There’s a fast-growing scam that can deprive legal homeowners of their ownership, and possibly wreak havoc with their credit score. The FBI calls it the fastest growing white collar crime and it is happening all over the country. The gist of it is, someone goes to the Recorder of Deeds office and files fraudulent papers against your property that either keeps you from being able to sell your property, puts a lien on your property, or transfers the ownership outright. If the ownership is transferred, the scammers often take out a mortgage on the property and disappear. This fraud scenario has been called “paper terrorism.” Here is a video from the Cook County Recorder that does a good job of explaining the issue and what you can do to keep it from happening to you, or someone you care about.
Fortunately, the local Recorders of Deeds are very aware of this practice and are taking steps to help nip this sort of scam in the bud (it can’t be prevented entirely.) You can register with your Recorder’s office or at http://propertyfraudalert.com (for Cook, McHenry, and DuPage Counties locally, and some other counties nationwide) to receive an email or postal mail alert any time someone files a document referencing your home’s Property Identification Number (PIN.) You will know if the filing was done by ,or with your knowledge, and if it wasn’t, you should start by contacting whatever fraud division your county’s recorder refers you to. If you need me to look up your PIN number, just call or email me.
This crime is often perpetrated against the elderly (or their estates), against people who have equity in their homes, on summer/winter homes, and commonly, on vacant land. If you know anyone who may be a likely victim, please share this information with them and help them get registered with their Recorder of Deeds if possible. Everyone should register ALL of their properties. I have, and I urge you to do so too. Like Identity Theft, this is a crime that causes the victim much suffering and expense to correct. It is better prevented than experienced.
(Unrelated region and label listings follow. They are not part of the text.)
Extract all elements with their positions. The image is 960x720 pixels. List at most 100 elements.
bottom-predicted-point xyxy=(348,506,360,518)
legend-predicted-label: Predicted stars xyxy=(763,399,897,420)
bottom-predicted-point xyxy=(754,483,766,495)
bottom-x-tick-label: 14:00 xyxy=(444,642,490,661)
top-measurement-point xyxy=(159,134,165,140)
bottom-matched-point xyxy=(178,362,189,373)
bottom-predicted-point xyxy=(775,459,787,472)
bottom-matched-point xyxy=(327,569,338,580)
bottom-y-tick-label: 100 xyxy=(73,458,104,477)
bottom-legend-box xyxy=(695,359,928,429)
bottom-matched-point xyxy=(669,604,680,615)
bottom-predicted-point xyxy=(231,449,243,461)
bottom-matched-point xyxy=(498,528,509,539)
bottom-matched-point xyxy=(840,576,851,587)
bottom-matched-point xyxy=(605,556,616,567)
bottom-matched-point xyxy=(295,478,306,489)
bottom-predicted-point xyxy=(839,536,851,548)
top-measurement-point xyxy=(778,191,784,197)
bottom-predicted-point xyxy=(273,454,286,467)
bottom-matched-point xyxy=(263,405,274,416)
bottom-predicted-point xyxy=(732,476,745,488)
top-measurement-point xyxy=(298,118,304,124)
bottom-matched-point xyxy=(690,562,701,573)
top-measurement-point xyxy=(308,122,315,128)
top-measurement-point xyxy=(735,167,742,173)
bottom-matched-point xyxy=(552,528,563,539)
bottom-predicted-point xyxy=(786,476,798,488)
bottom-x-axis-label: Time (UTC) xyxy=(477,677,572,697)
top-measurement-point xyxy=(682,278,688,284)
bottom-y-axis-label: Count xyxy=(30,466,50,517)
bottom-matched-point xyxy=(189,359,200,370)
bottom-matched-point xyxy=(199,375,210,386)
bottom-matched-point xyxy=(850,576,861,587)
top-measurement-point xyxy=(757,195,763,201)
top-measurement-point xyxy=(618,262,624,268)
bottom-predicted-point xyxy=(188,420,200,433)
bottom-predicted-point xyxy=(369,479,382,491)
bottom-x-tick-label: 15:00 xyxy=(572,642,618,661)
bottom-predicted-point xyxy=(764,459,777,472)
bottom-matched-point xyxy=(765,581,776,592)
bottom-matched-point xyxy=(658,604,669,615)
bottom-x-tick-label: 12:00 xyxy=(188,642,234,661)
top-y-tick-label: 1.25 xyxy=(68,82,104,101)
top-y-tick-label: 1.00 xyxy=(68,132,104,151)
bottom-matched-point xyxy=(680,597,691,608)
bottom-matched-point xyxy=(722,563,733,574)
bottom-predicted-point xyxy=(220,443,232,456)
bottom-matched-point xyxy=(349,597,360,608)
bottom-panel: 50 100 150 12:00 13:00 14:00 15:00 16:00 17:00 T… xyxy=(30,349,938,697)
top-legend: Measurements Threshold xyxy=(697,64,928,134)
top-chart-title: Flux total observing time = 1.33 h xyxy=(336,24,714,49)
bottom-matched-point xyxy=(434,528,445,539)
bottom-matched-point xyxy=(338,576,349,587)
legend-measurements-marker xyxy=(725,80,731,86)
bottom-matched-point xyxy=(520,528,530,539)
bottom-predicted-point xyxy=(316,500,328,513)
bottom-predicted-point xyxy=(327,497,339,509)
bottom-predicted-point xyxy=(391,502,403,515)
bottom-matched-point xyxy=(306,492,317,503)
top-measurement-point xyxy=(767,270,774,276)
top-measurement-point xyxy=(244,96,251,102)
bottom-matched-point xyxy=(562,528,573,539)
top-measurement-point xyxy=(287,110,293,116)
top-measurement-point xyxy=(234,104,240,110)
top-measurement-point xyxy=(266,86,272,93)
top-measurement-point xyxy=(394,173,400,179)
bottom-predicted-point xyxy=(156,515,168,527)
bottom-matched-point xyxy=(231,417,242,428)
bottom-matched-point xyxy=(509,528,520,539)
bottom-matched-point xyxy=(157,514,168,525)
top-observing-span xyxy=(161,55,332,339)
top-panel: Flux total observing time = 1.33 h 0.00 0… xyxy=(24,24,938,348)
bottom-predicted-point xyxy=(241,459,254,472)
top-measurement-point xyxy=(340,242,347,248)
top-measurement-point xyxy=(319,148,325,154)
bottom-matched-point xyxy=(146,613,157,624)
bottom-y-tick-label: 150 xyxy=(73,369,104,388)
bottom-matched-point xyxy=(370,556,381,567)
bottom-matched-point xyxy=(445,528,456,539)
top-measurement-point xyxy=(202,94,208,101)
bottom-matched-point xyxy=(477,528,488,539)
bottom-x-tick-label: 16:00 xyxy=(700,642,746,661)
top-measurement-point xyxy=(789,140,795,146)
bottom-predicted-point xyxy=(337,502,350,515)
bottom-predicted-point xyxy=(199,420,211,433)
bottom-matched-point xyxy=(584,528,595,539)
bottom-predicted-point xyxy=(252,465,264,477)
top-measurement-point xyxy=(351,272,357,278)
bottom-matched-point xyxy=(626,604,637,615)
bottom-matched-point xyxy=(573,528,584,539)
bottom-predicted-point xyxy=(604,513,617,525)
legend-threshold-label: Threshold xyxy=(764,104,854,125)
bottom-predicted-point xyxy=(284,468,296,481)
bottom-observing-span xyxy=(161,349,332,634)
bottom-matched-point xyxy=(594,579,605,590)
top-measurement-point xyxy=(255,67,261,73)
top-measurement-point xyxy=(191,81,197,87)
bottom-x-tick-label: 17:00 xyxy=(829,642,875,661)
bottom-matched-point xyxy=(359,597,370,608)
A related, but less injurious scam that is also becoming increasingly common is homeowners receiving official-looking solicitations from scam artists offering to sell them a copy of their deed at a very inflated price, and implying that the homeowner must do so immediately. Homeowners should have received a copy of their deed with their closing or mortgage papers. There is a copy filed with your County Recorder of Deeds and you can get a copy at any time for just a few dollars. If you receive one of these letters, you should ignore it. Avoid sending money, credit card numbers, or your personal information that could be used to steal your identity to any person or company that is unknown to you.